Efficient Interactive LLM Serving with Proxy Model-based Sequence Length Prediction

Read original: arXiv:2404.08509 - Published 4/15/2024 by Haoran Qiu, Weichao Mao, Archit Patke, Shengkun Cui, Saurabh Jha, Chen Wang, Hubertus Franke, Zbigniew T. Kalbarczyk, Tamer Bac{s}ar, Ravishankar K. Iyer

Efficient Interactive LLM Serving with Proxy Model-based Sequence Length Prediction

Overview

Proposes a novel approach for efficient serving of large language models (LLMs) in interactive settings
Introduces a proxy model-based sequence length prediction technique to optimize resource allocation and reduce latency
Demonstrates significant improvements in serving throughput and response time compared to existing methods

Plain English Explanation

This research paper addresses the challenge of efficiently serving large language models (LLMs) in interactive settings, where users expect fast responses. The key idea is to use a proxy model to predict the sequence length of the LLM's output, which allows the system to better allocate resources and reduce latency.

Traditionally, LLM serving systems have struggled with the unpredictable output lengths of these models, leading to inefficient resource utilization and long response times. The researchers behind this paper have developed a technique that uses a smaller, faster proxy model to estimate the output sequence length before running the actual LLM. This information is then used to optimize the resource allocation and scheduling, resulting in a significant improvement in serving throughput and response time.

By addressing the challenges of LLM serving, this research can help make these powerful models more accessible and usable in real-time interactive applications, such as chatbots, virtual assistants, and creative writing tools.

Technical Explanation

The researchers propose a proxy model-based sequence length prediction technique to improve the efficiency of LLM serving. The key components of their approach include:

Proxy Model: The researchers train a separate, smaller model to estimate the output sequence length of the target LLM. This proxy model is designed to be faster and more resource-efficient than the full LLM.
Resource Allocation: Using the predicted sequence length from the proxy model, the system can allocate appropriate computational resources (e.g., CPU, memory, GPU) for the LLM inference task, reducing the likelihood of over- or under-provisioning.
Scheduling: The system can also use the sequence length prediction to optimize the scheduling of multiple LLM inference tasks, allowing for more efficient utilization of available resources and reduced latency.
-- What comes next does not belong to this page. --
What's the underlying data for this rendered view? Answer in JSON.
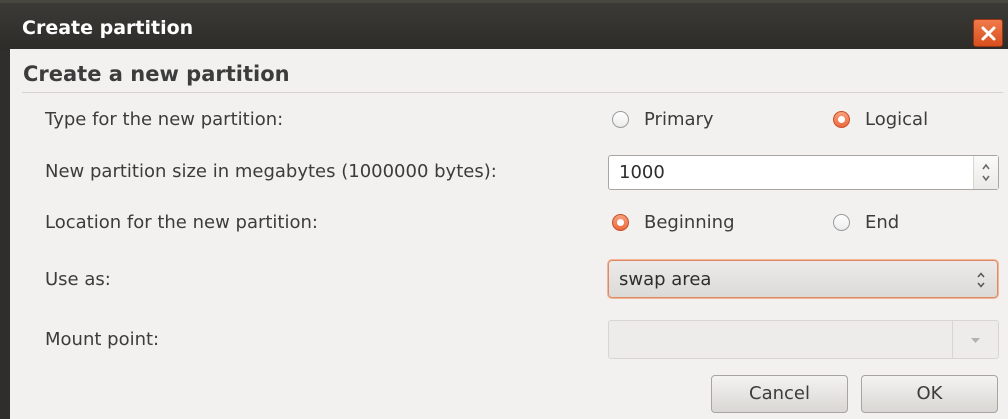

The researchers evaluate their approach on several popular LLMs, including GPT-3 and T5, and demonstrate significant improvements in serving throughput (up to 2.8x) and response time (up to 32%) compared to existing techniques, such as those used in MuxServe.

Critical Analysis

The researchers have thoroughly evaluated their approach and highlighted its benefits, but there are a few potential limitations and areas for further research:

Proxy Model Accuracy: The performance of the overall system is heavily dependent on the accuracy of the proxy model in predicting the LLM's output sequence length. Further research could explore techniques to improve the proxy model's accuracy, such as incorporating additional features or using more advanced architectures.
Generalization: The study focused on a limited set of LLMs, and it's unclear how well the approach would generalize to a wider range of models, especially those with different architectural characteristics or training objectives.
Real-world Deployment: The paper evaluates the approach in a simulated environment, and additional research would be needed to assess its performance and practicality in real-world, production-level LLM serving systems.

Overall, this research presents a promising approach to address the challenges of efficient LLM serving, which is crucial for the widespread adoption and practical use of these powerful models in interactive applications.

Conclusion

The proposed proxy model-based sequence length prediction technique offers a novel solution to the problem of efficiently serving large language models in interactive settings. By leveraging a faster, more resource-efficient proxy model to predict the output sequence length, the system can optimize resource allocation and scheduling, leading to significant improvements in serving throughput and response time. This work represents an important step towards making LLMs more accessible and usable in real-time applications, with potential applications in chatbots, virtual assistants, and creative writing tools. As the field of large language model research continues to evolve, this approach could serve as a valuable contribution to the ongoing efforts to make these models more practical and widely deployable.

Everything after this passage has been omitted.